Pharma Focus Europe

FDA Approves Expansion of Gene Therapy for Duchenne Muscular Dystrophy

Friday, June 21, 2024

The U.S. Food and Drug Administration (FDA) recently expanded its approval of Elevidys (delandistrogene moxeparvovec-rokl), a gene therapy for Duchenne muscular dystrophy (DMD), to include ambulatory and non-ambulatory individuals aged 4 years and older with a confirmed mutation in the DMD gene.

Initially, Elevidys received accelerated approval for ambulatory DMD patients aged 4 to 5 years with a confirmed DMD gene mutation. This recent decision grants Elevidys traditional approval for ambulatory DMD patients aged 4 years and older with the same mutation, while non-ambulatory patients in the same age group receive accelerated approval. The FDA's decision was based on a thorough review of the therapy's benefits and risks, taking into account the severe nature of DMD and the critical need for effective treatments.

Duchenne muscular dystrophy is a rare genetic disorder characterized by progressive muscle weakness due to a defective DMD gene, which impairs the production of dystrophin, an essential protein for muscle cell integrity.

Elevidys functions by delivering a modified gene that leads to the production of micro-dystrophin, a shortened version of the dystrophin protein found in normal muscle cells (138 kDa compared to 427 kDa). It is administered as a single intravenous dose.

The FDA's decision to grant traditional approval was supported by data from multiple studies involving 218 male patients with confirmed DMD gene mutations. One large randomized study did not meet its primary endpoint of improvement in motor function (measured by the North Star Ambulatory Assessment), but secondary and exploratory endpoints showed significant clinical benefits such as improved mobility and reduced creatine kinase levels compared to placebo.

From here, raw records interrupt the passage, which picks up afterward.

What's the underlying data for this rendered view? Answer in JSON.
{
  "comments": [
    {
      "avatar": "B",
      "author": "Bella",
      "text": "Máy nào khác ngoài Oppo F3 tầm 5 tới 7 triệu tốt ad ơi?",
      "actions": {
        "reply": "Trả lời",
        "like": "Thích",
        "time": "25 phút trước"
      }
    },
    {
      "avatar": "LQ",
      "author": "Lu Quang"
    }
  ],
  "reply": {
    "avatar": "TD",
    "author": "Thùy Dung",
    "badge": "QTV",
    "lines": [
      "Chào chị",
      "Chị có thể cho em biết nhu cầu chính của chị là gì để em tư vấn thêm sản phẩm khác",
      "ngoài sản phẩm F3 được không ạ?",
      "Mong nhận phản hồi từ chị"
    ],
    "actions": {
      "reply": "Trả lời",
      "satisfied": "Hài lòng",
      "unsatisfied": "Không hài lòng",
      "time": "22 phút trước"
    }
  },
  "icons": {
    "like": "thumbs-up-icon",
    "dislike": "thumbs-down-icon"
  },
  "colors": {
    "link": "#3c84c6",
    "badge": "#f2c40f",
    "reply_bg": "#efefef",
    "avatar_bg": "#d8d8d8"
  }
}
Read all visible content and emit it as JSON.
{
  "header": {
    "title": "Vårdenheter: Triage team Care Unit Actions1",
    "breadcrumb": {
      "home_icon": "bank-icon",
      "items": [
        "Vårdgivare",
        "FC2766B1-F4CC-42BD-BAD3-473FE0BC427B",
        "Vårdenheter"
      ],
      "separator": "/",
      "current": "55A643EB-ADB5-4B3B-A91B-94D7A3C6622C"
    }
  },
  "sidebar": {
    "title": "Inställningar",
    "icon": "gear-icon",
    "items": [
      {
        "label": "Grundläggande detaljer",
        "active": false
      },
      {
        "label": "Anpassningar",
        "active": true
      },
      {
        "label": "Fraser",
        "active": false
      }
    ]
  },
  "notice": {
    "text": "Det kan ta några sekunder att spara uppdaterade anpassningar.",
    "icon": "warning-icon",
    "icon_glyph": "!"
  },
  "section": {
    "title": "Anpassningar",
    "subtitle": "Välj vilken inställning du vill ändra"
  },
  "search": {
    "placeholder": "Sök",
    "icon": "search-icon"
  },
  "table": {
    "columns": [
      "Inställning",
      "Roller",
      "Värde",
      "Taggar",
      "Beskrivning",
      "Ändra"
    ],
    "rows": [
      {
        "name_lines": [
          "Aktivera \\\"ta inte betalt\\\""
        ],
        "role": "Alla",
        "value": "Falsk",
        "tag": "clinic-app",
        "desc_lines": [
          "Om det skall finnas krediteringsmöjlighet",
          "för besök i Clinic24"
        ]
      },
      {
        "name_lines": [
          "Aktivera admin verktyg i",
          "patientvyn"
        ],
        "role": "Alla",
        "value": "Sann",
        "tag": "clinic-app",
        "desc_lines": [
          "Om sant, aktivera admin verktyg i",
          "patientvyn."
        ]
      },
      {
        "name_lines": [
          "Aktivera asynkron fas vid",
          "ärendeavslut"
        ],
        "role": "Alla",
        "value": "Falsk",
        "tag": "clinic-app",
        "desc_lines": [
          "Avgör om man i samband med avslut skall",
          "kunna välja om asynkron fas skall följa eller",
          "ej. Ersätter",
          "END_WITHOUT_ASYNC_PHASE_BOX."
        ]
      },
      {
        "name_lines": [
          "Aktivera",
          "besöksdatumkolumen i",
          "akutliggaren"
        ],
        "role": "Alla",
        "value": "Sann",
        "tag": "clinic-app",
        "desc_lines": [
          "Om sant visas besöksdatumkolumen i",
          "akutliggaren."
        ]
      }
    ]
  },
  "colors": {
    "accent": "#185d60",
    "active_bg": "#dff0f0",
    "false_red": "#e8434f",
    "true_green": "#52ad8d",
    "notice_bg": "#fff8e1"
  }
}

For non-ambulatory individuals, accelerated approval was based on evidence linking elevated micro-dystrophin levels with observed clinical improvements in younger ambulatory patients. Ongoing trials aim to further validate these findings.

Safety assessments indicated common side effects such as vomiting, nausea, acute liver injury, fever, and thrombocytopenia. Monitoring of liver function and troponin-I levels (indicative of heart muscle health) is recommended before and after treatment.

The FDA's approval of Elevidys reflects its dedication to advancing treatments for serious conditions like DMD, with the goal of improving quality of life and extending lifespan for affected individuals.